Dans son numéro 2779 du 13 au 19 avril 2014, Jeune Afrique a publié un spécial 30 pages consacré au Tchad pour célébrer « la métamorphose » physique et politique « d’un pays en pleine phase de décollage économique » (François Soudan) grâce aux revenus pétroliers. Une série d’articles et d’interview, noyés dans une vingtaine d’encarts publicitaires vantant des travaux finis et des maquettes des futurs sièges de telle et telle autre institution, est censée présenter le nouveau visage de la capitale et au besoin appâter les plus récalcitrants des opposants armés qui refusent de suivre l’exemple d’Ahmat Hassaballah Soubiane.


Ce n’est pas la première fois que le magazine panafricain réserve un quart de son volume hebdomadaire à des publi-reportages généreusement payés par les gouvernements africains (sub-sahariens et maghrébins) tantôt pour rassurer les partenaires internationaux tantôt pour justifier des richesses détournées. Il n’est pas le seul.D’autres commencent à exploiter le filon, à l’exemple de l’illustre inconnu Pays Emergents (que personne ne lit à part ceux qui le financent), dont le n°1 est entièrement consacré au Tchad. Il continue à recevoir d’énormes commandes publicitaires de la part des autorités tchadiennes. Ce magazine est d’ailleurs le premier à avoir publié un hors-série sur « les métamorphoses du pays de Toumaï », titre que Jeune Afrique a repris à son compte.


Mais ces médias ont peut-être oublié que l’époque où les gouvernements sont les seuls détenteurs de la vérité, distribuée avec parcimonie si bon semble au souverain, est définitivement révolue. Le gouvernement tchadien, qui a l’habitude de dire plus qu’il n’en fait, ne saurait sérieusement croire qu’il peut fasciner les citoyens avec le concours des hypnotiseurs de la presse.


Même s’il convient de reconnaître que dans son publi-reportage Jeune Afrique s’est imposé une relative objectivité, il reste qu’il a multiplié des analyses hasardeuses pour essayer de faire admettre que malgré tout le pays va merveilleusement bien grâce aux revenus pétroliers. L’idée même de "métamorphose" renferme en elle la volonté de faire croire à une évolution positive. 


C’était néanmoins compter sans le rapport des services du FMI sur les consultations de 2013 publié en avril 2014 qui contredit nombre d’analyses sur les mêmes points traités par Jeune Afrique.

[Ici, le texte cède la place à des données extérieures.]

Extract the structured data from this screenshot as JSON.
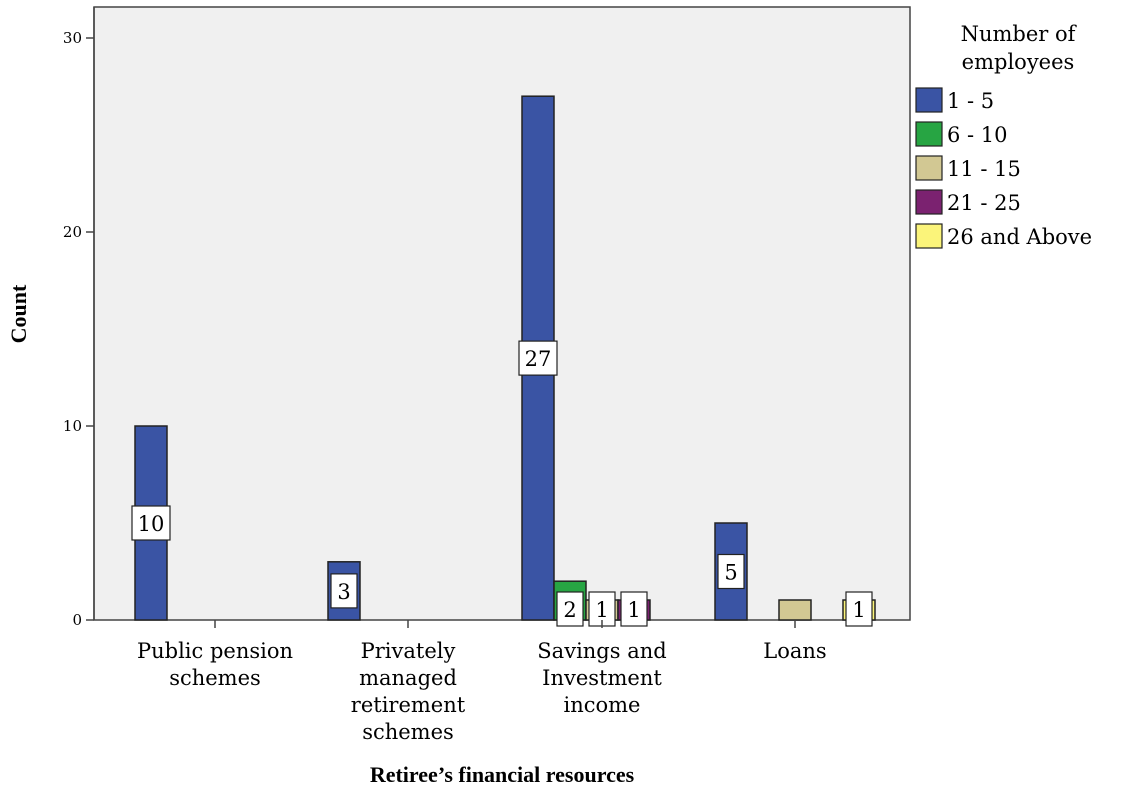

Nous avons choisi ici quelques paragraphes qui remettent totalement en cause tout ce que les médias grassement payés ont pu écrire sur le Tchad depuis quelques années.

 

©Tchadoscopie

 

Extrait du rapport de FMI (février et avril 2014)

« Le Tchad est un pays fragile dont les institutions et la capacité d’action sont faibles. Ses recettes pétrolières sont appelées à diminuer (à moins que de nouveaux gisements ne soient découverts) et il est vulnérable aux chocs liés aux cours du pétrole et à une dégradation de la sécurité régionale » (page 2).

[…]

« La forte instabilité et l’inefficience des dépenses publiques ont fortement limité les effets positifs de ces dépenses sur les indicateurs de développement. Le Tchad n’a pas bien géré l’instabilité des recettes pétrolières : cela s’est traduit par des à-coups dans les dépenses publiques consacrées aux projets d’infrastructures, et les coûts unitaires de construction ont été largement supérieurs à la moyenne régionale. En outre, les ressources publiques n’ont pas bénéficié aux populations pauvres au Tchad (par exemple, le quintile le plus pauvre n’a reçu que 6 pour cent du total des dépenses de santé publique, contre 46,5 pour cent pour le quintile le plus riche). Par ailleurs, l’efficacité et l’impact des dépenses publiques ont été entravés par des crédits budgétaires inadéquats visant à répondre aux besoins de dépenses récurrentes résultant de l’augmentation du stock de biens d’équipement. En conséquence, de nombreuses infrastructures publiques ne sont pas opérationnelles et ne peuvent fournir des services d’éducation et de santé à ceux qui en ont besoin » (p. 59).


« Selon divers indicateurs du climat des affaires et de la compétitivité, le Tchad affiche des résultats médiocres par rapport aux pays comparables. Le Tchad obtient la note la plus basse dans presque toutes les catégories des indicateurs de la Banque mondiale concernant la pratique des affaires et la gouvernance (graphiques 3a et 3b). En outre, l’indice de transparence de la Banque mondiale classe le Tchad à un niveau très bas à cet égard. La publication du livre blanc du Conseil national des employeurs du Tchad a constitué une étape importante vers l’amélioration du climat des affaires. Mais peu de progrès ont été accomplis pour mettre en œuvre les recommandations de ce livre blanc » (p. 62).